Capitalist drug dealers
A dear friend came to me distraught over her doctor’s report. He had told her she had 70 percent renal failure. She was worried that the drugs she was taking were somehow causing the problem. I looked up Vioxx in the Physician’s Desk Reference. Turns out there is a problem with long-term use by the elderly. In addition, it can cause renal insufficiency and should not be taken by persons with renal problems. Her doctor did not catch this, and she was not instructed to stop taking the medication. I spoke with a pharmacist, who said that he would not take Vioxx in this case.

Arnold Relman, professor emeritus at Harvard Medical School and former editor of The New England Journal of Medicine, reports that pharmaceutical industries sponsors “educational” programs for doctors that are in fact sales pitches for new, expensive drugs. Furthermore, there is no proof that these new more costly drugs are any more effective than older generic ones.

If you thought medical schools were teaching our doctors how to use drugs properly, they are not. It is the drug industry that is in charge of drug education, which is really sales and promotion of their most expensive products. Bush’s new drug packet is a give away to pharmaceuticals.

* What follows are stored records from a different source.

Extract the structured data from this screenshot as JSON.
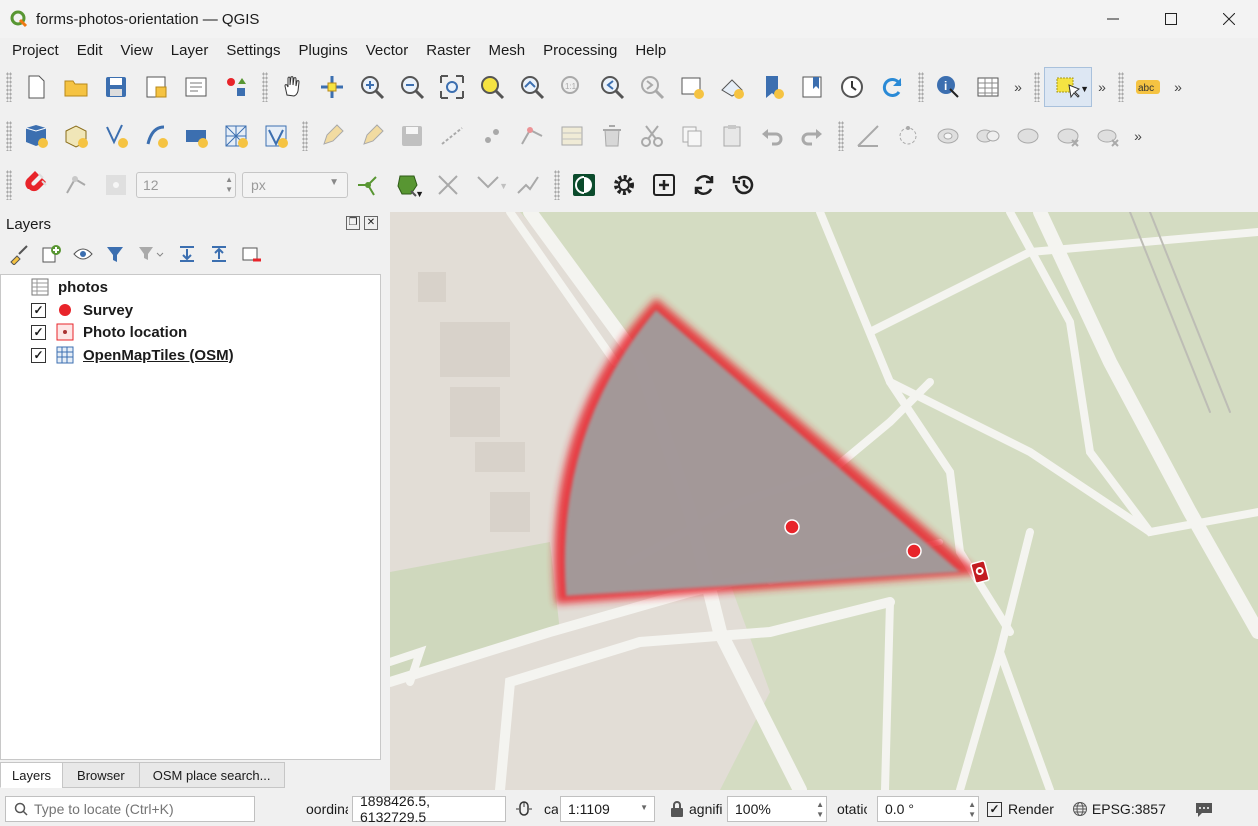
{
  "window": {
    "title": "forms-photos-orientation — QGIS"
  },
  "menu": [
    "Project",
    "Edit",
    "View",
    "Layer",
    "Settings",
    "Plugins",
    "Vector",
    "Raster",
    "Mesh",
    "Processing",
    "Help"
  ],
  "toolbar3": {
    "size_value": "12",
    "unit_value": "px"
  },
  "layers_panel": {
    "title": "Layers",
    "items": [
      {
        "label": "photos",
        "type": "table"
      },
      {
        "label": "Survey",
        "type": "point",
        "checked": "✓"
      },
      {
        "label": "Photo location",
        "type": "point-symbol",
        "checked": "✓"
      },
      {
        "label": "OpenMapTiles (OSM)",
        "type": "raster",
        "checked": "✓"
      }
    ]
  },
  "tabs": [
    "Layers",
    "Browser",
    "OSM place search..."
  ],
  "status": {
    "locator_placeholder": "Type to locate (Ctrl+K)",
    "coordinate_label": "oordina",
    "coordinate_value": "1898426.5, 6132729.5",
    "scale_label": "ca",
    "scale_value": "1:1109",
    "magnifier_label": "agnifi",
    "magnifier_value": "100%",
    "rotation_label": "otatic",
    "rotation_value": "0.0 °",
    "render_label": "Render",
    "render_check": "✓",
    "crs": "EPSG:3857"
  },
  "colors": {
    "accent_red": "#e8242a",
    "map_green": "#d4dcc2",
    "map_grey": "#e2ddd6"
  }
}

Stocks in pharmaceuticals made good gains relative to the passage of the new legislation.

Name withheld by request
Chico

Faux conservatives
Conservatives: You have been duped! The Republican Party has preached fiscal discipline yet stabbed us in the back. Our national debt has increased 22 percent since Mr. Bush took office. This is an overall increase of 7.3 percent per year. Since last November, when the Republicans gained total control, the debt has increased 10.5 percent.

Fiscal discipline? The national deficit is now greater than the Department of Defense and the Veterans Affairs Department combined! Want to support our troops? Then get rid of the deficit!

Non-discretionary spending under Mr. Bush has increased 20.8 percent; this is 2.5 times greater than that under Clinton. (These figures are easily referenced from public documents.) Now, they have vastly increased the size of government with the huge medical entitlement program recently passed.

Want big government out of your lives? Don’t vote Republican! Under Mr. Bush, we have the TIPS program for citizens to spy on other citizens, the felony act of the White House administrator exposing a CIA agent, a misnamed Patriot Act allowing the FBI to invade your property without your knowledge, and the potential of dismantling the Posse Comitatus Act, which keeps the military from policing our citizenry.

Now the FBI is monitoring protesters when that manpower should be investigating the felon in the White House who exposed the CIA agent (or at least get Osama Bin Laden). J. Edgar Hoover, revisited.

Out-of-control spending. Debt beyond our grandchildren’s horizon. Government growing in size and power like never before. Republicans no longer stand for conservative principles, in spite of their rhetoric. True conservatives know that voting Republican now has about as much integrity as getting high on Oxycontin illegally obtained from a maid in Florida.

Eric M. Hitchcock
Received via e-mail

Slow down
Speeding is something so many of us do, thinking we must get there faster—or we’ll have a better day, somehow, if we don’t have to go slow in this age of speed.

My friend’s daughter was hit in Chico, in the crosswalk, crossing to school at a green light. She flew 10 feet. Her friend, who was also hit, flew 12 feet. Luckily they’re both alive. I know of others who weren’t so lucky.

There aren’t enough police to control speeding, but why go that route? Speeding isn’t just a matter of what the road can bear or of what we can get away with. What about the experience of the people in the neighborhoods we are speeding through?

It’s up to us to remember that we live in a community and not just on extensions of the expressways. Our community can be a hostile, dangerous place filled with the noise of speeding cars, or we can slow down and become more aware of the impact we are having on the neighborhoods we are passing through.